La réponse est simple, le design améliore le monde, c’est sa raison d’être. De manière simple et pragmatique, cet outil améliore les performances d’une entreprise quels que soient sa typologie et son secteur d’activité. La créativité du designer permet aux entreprises de viser des marchés internationaux, de se référencer auprès de nouveaux distributeurs, de se rendre visibles, d’augmenter leurs marges, de rationaliser les coûts de production et, plus généralement, d’améliorer la chaîne d’approvisionnement. Les exemples de différenciation et de prise de leadership grâce au design parmi les PMI/ETI sont de plus en plus nombreux. Le design aide également les entreprises dans leur démarche d’innovation ou de financement. Le design est une discipline transverse structurante permettant de modéliser un système, une offre de service, un modèle économique, et de le partager de manière fédératrice. Loin d’être un simple dessinateur, le designer a une fonction stratégique, car il travaille sur les desseins d’une organisation pour en améliorer l’existant en tenant compte de l’ensemble de son écosystème. Ainsi, qu’il travaille sur la différenciation d’une marque et de ses gammes ou sur la diversification de l’activité d’une entreprise, le designer accompagne ses clients dans un objectif de croissance, et ça fonctionne !


Béatrice Mariotti
Vice-Présidente de Carré Noir

Avec l’Homme est né le design. Le signe, le langage et la beauté formelle, l’objet sublimé (rituel ou fonctionnel), le désir de progrès. Depuis la révolution industrielle, il est aussi devenu synonyme d’excès et d’hyper consommation. Aujourd’hui, confronté à une mutation profonde marquée par la culture de la déflation, son défi est d’accompagner l’Homme dans la redéfinition du monde. Le design doit affirmer sa nature première, utile et symbolique, mais privilégier l’anticipation, la projection, le temps long. Prendre de la hauteur pour regagner en profondeur : une ambition design qui doit être portée par l’ensemble des acteurs (pouvoirs publics, institutions, entreprises, professionnels). Le design est un atout qui appartient à l’Homme. Il n’appartient qu’à l’Homme de sauver le monde.


Louis Collinet
président de CBA

Le design a toujours joué le rôle d’un facilitateur d’innovation. En ce sens, le design ne sauve pas le monde, mais il contribue certainement à en accélérer le mouvement.

Alan Turing a inventé ce qui peut être considéré comme le premier ordinateur. Sa machine, complexe, était inaccessible au plus grand nombre.

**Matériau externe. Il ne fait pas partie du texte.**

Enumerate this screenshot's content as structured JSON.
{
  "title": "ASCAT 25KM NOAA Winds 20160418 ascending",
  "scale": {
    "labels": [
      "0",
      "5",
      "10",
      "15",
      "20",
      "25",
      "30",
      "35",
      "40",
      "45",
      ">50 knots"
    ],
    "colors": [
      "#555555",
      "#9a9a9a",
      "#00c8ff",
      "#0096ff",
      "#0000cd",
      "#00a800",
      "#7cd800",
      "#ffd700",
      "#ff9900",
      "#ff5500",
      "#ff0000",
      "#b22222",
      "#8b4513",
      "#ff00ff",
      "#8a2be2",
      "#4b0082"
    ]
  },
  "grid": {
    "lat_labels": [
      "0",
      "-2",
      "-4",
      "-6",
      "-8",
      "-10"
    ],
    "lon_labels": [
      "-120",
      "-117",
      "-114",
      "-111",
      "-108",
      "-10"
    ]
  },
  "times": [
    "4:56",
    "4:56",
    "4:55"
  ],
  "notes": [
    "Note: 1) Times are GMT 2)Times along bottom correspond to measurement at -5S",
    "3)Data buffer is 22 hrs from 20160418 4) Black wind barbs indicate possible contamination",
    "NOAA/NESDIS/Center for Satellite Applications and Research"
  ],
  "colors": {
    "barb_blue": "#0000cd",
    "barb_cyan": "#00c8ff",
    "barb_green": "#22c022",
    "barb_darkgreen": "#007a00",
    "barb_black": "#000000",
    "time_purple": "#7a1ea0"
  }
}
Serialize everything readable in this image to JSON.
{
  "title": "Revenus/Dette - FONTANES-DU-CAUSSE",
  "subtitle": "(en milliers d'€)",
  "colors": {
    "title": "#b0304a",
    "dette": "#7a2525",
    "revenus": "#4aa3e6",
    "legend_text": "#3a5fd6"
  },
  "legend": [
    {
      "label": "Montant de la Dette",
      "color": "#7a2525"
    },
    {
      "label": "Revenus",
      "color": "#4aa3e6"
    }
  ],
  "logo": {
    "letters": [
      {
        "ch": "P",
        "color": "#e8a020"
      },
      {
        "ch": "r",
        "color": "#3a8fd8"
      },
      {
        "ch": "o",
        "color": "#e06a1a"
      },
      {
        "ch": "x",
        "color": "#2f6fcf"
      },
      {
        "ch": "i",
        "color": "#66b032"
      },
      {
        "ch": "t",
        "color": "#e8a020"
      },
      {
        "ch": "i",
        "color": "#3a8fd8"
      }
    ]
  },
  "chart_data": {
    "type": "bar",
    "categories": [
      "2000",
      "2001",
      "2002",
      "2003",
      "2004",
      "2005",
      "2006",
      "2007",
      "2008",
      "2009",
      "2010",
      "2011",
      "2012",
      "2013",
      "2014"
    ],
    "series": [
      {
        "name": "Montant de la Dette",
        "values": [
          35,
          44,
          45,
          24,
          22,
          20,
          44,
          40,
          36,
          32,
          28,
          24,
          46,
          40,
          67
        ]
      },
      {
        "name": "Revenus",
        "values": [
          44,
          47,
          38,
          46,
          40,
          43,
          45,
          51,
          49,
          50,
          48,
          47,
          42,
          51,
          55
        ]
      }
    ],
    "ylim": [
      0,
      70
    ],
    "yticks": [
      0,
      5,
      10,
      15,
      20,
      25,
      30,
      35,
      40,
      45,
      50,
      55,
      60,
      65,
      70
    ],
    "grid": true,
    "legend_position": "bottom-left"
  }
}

Quelques décennies plus tard, c’est le vénéré Steve Jobs qui a démocratisé l’ordinateur en le rendant indispensable et désirable.

Environnement, transports, mobiliers urbains, objets connectés, logiciels éducatifs, nouveaux produits… Le design est au cœur de notre vie quotidienne. Au service des clients, notre mission de designer, c’est donc de faire aimer le progrès.